Schleswiger Nachrichten Radwege bauen. Jetzt!

Von org | 15.08.2019, 15:22 Uhr

 Viele Akteure geben sich auf allen Ebenen viel Mühe, den verkehrspolitischen Spagat zu schaffen: Die Menschen auf dem Lande sollen optimal mobil sein, die nächstgelegene Stadt jederzeit bequem erreichen, ebenso die Nachbardörfer und vielleicht sogar den Freund auf dem abgelegenen Resthof.

Und das alles sauber, nachhaltig und klimaschonend.

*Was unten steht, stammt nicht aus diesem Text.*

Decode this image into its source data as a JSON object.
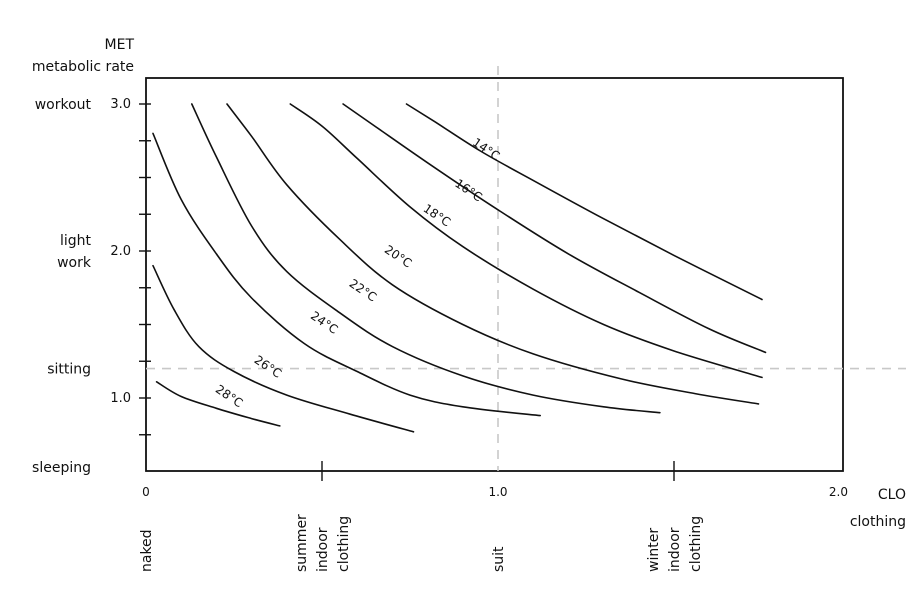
{
  "chart_data": {
    "type": "line",
    "title": "",
    "ylabel": "MET\nmetabolic rate",
    "xlabel": "CLO\nclothing",
    "xlim": [
      0,
      2.0
    ],
    "ylim": [
      0.5,
      3.2
    ],
    "grid": false,
    "x_ticks": [
      {
        "value": 0,
        "label": "0"
      },
      {
        "value": 1.0,
        "label": "1.0"
      },
      {
        "value": 2.0,
        "label": "2.0"
      }
    ],
    "x_minor_ticks": [
      0.5,
      1.5
    ],
    "y_ticks": [
      {
        "value": 1.0,
        "label": "1.0"
      },
      {
        "value": 2.0,
        "label": "2.0"
      },
      {
        "value": 3.0,
        "label": "3.0"
      }
    ],
    "y_minor_ticks": [
      0.75,
      1.25,
      1.5,
      1.75,
      2.25,
      2.5,
      2.75
    ],
    "y_activity_labels": [
      {
        "y": 3.0,
        "lines": [
          "workout"
        ]
      },
      {
        "y": 2.0,
        "lines": [
          "light",
          "work"
        ]
      },
      {
        "y": 1.2,
        "lines": [
          "sitting"
        ]
      },
      {
        "y": 0.7,
        "lines": [
          "sleeping"
        ]
      }
    ],
    "x_clothing_labels": [
      {
        "x": 0,
        "lines": [
          "naked"
        ]
      },
      {
        "x": 0.5,
        "lines": [
          "summer",
          "indoor",
          "clothing"
        ]
      },
      {
        "x": 1.0,
        "lines": [
          "suit"
        ]
      },
      {
        "x": 1.5,
        "lines": [
          "winter",
          "indoor",
          "clothing"
        ]
      }
    ],
    "reference_lines": [
      {
        "axis": "x",
        "value": 1.0
      },
      {
        "axis": "y",
        "value": 1.2
      }
    ],
    "series": [
      {
        "name": "28°C",
        "label_at": [
          0.23,
          0.99
        ],
        "points": [
          [
            0.03,
            1.11
          ],
          [
            0.1,
            1.01
          ],
          [
            0.2,
            0.93
          ],
          [
            0.3,
            0.86
          ],
          [
            0.38,
            0.81
          ]
        ]
      },
      {
        "name": "26°C",
        "label_at": [
          0.34,
          1.19
        ],
        "points": [
          [
            0.02,
            1.9
          ],
          [
            0.08,
            1.6
          ],
          [
            0.15,
            1.35
          ],
          [
            0.25,
            1.18
          ],
          [
            0.4,
            1.02
          ],
          [
            0.58,
            0.89
          ],
          [
            0.76,
            0.77
          ]
        ]
      },
      {
        "name": "24°C",
        "label_at": [
          0.5,
          1.49
        ],
        "points": [
          [
            0.02,
            2.8
          ],
          [
            0.1,
            2.35
          ],
          [
            0.2,
            1.98
          ],
          [
            0.3,
            1.68
          ],
          [
            0.45,
            1.37
          ],
          [
            0.6,
            1.18
          ],
          [
            0.75,
            1.02
          ],
          [
            0.9,
            0.94
          ],
          [
            1.12,
            0.88
          ]
        ]
      },
      {
        "name": "22°C",
        "label_at": [
          0.61,
          1.71
        ],
        "points": [
          [
            0.13,
            3.0
          ],
          [
            0.2,
            2.64
          ],
          [
            0.3,
            2.17
          ],
          [
            0.4,
            1.86
          ],
          [
            0.55,
            1.58
          ],
          [
            0.7,
            1.35
          ],
          [
            0.9,
            1.15
          ],
          [
            1.1,
            1.02
          ],
          [
            1.3,
            0.94
          ],
          [
            1.46,
            0.9
          ]
        ]
      },
      {
        "name": "20°C",
        "label_at": [
          0.71,
          1.94
        ],
        "points": [
          [
            0.23,
            3.0
          ],
          [
            0.3,
            2.78
          ],
          [
            0.4,
            2.45
          ],
          [
            0.55,
            2.08
          ],
          [
            0.7,
            1.77
          ],
          [
            0.9,
            1.5
          ],
          [
            1.1,
            1.3
          ],
          [
            1.35,
            1.13
          ],
          [
            1.56,
            1.03
          ],
          [
            1.74,
            0.96
          ]
        ]
      },
      {
        "name": "18°C",
        "label_at": [
          0.82,
          2.22
        ],
        "points": [
          [
            0.41,
            3.0
          ],
          [
            0.5,
            2.85
          ],
          [
            0.6,
            2.63
          ],
          [
            0.75,
            2.3
          ],
          [
            0.9,
            2.03
          ],
          [
            1.1,
            1.74
          ],
          [
            1.3,
            1.5
          ],
          [
            1.5,
            1.32
          ],
          [
            1.75,
            1.14
          ]
        ]
      },
      {
        "name": "16°C",
        "label_at": [
          0.91,
          2.39
        ],
        "points": [
          [
            0.56,
            3.0
          ],
          [
            0.65,
            2.85
          ],
          [
            0.8,
            2.6
          ],
          [
            1.0,
            2.28
          ],
          [
            1.2,
            1.98
          ],
          [
            1.4,
            1.72
          ],
          [
            1.6,
            1.47
          ],
          [
            1.76,
            1.31
          ]
        ]
      },
      {
        "name": "14°C",
        "label_at": [
          0.96,
          2.67
        ],
        "points": [
          [
            0.74,
            3.0
          ],
          [
            0.82,
            2.88
          ],
          [
            0.95,
            2.68
          ],
          [
            1.1,
            2.48
          ],
          [
            1.3,
            2.22
          ],
          [
            1.5,
            1.97
          ],
          [
            1.7,
            1.73
          ],
          [
            1.75,
            1.67
          ]
        ]
      }
    ]
  }
}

Dafür gibt es neue Konzepte für den Busverkehr, Bund, Land, Kreis und Gemeinden machen die Straßen schön, in den Dörfern stehen Mitfahrbänke, E-Autos zum Ausleihen, Ruf- und Bürgerbusse.

Das ist alles ganz prima. Und was ist mit den Radfahrern? Für die wollte die Gemeinde Husby etwas tun, bat unseren Verkehrsminister, die maroden und teils sogar gefährlichen Wege in Ordnung zu bringen – und blitzte ab. Begründung: Die werden nur zusammen mit den Straßen saniert. Und die sind noch nicht dran.

Es ist doch paradox: Radfahrer verpesten nicht die Luft, sind leise, entlasten die Straßen und bringen, wenn sie Touristen sind, Geld ins Land – und werden dennoch als Verkehrsteilnehmer zweiter Klasse behandelt.

Man könnte argumentieren, dass es gar nicht so viele Radfahrer gibt. Stimmt. Aber das kann man ändern: Einfach viele, schöne Radwege bauen. Jetzt.